You cannot ignore the nature of the horse.  That would be as dangerous as a swimmer ignoring the nature and ways of the water. "If a swimmer does not consider the absence of oxygen underwater, he will destroy himself either by his ignorance or by his stubbornness in ignoring the nature of water”. 

Likewise, I think it applies that if a rider does not consider the nature of the horse it may not destroy him, but at least, limits what can be achieved.   Take notice of the inherent character of your horse, couple that with your own personality traits to successfully make the perfect combination.

One must understand themselves before they can recognize what their horse needs.

Consider the task at hand.  What are you trying to accomplish?  Confusion about what you're seeking to achieve helps no one.  It's all about finding the right tools for the job, according to your own unique style.  Find your style.  Once you do, perfecting it becomes much easier. 

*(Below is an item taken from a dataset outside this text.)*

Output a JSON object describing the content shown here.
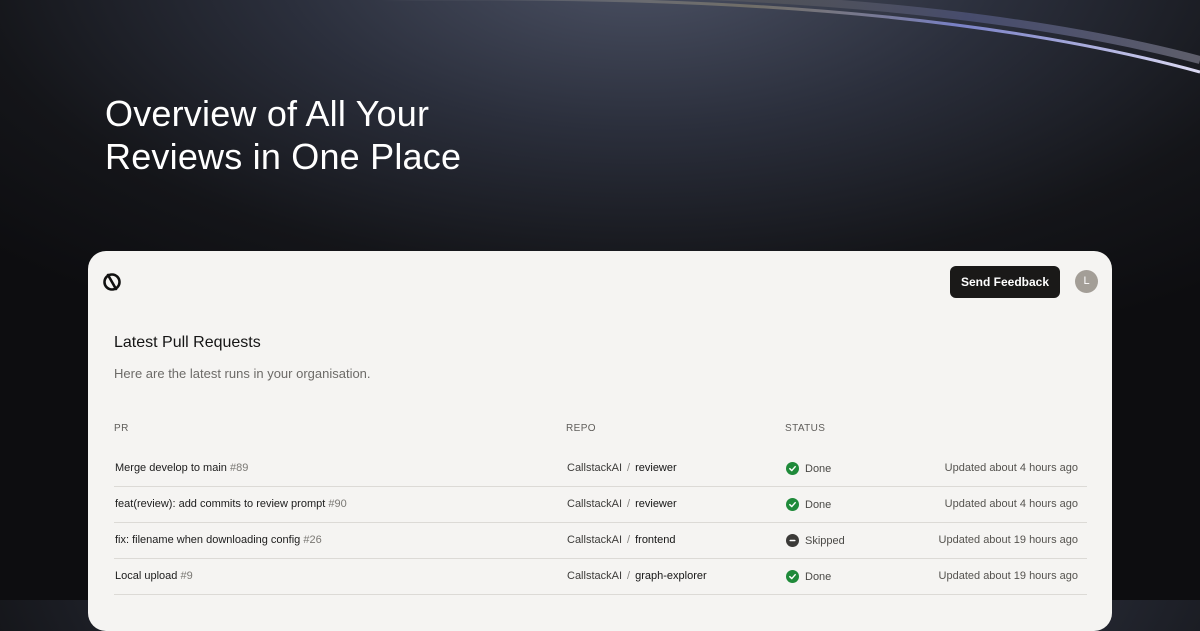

A timid rider with "light hands" might need to use a more severe bit on a strong willed horse.  But a rider that is "heavy handed" doesn't need as severe a bit to get a good response from that same horse.  Be perceptive, figure out the combination that works for both horse and rider.  

Mistaken preception, for instance, using a severe bit on a horse with a soft mouth by a rider with heavy hands, can be calamitous.  Every rider and every horse is different and must be considered for who they are by nature, by environment, by circumstances...by all these things combined. 

Secretariat's trainer decided to train hard for the Belmont instead of resting like most trainers had always done in the past.  Secretariat was “like no other horse” and his owner and trainer knew it.  That decision, among many others, lead him to being arguably the greatest racehorse ever and the 1973 Triple Crown winner.

They figured out the perfect combination.  Which takes us back to the profound wisdom of "as little as possible; as much as needed".  Make it your goal to do the same, to figure out the perfect combination with your horse.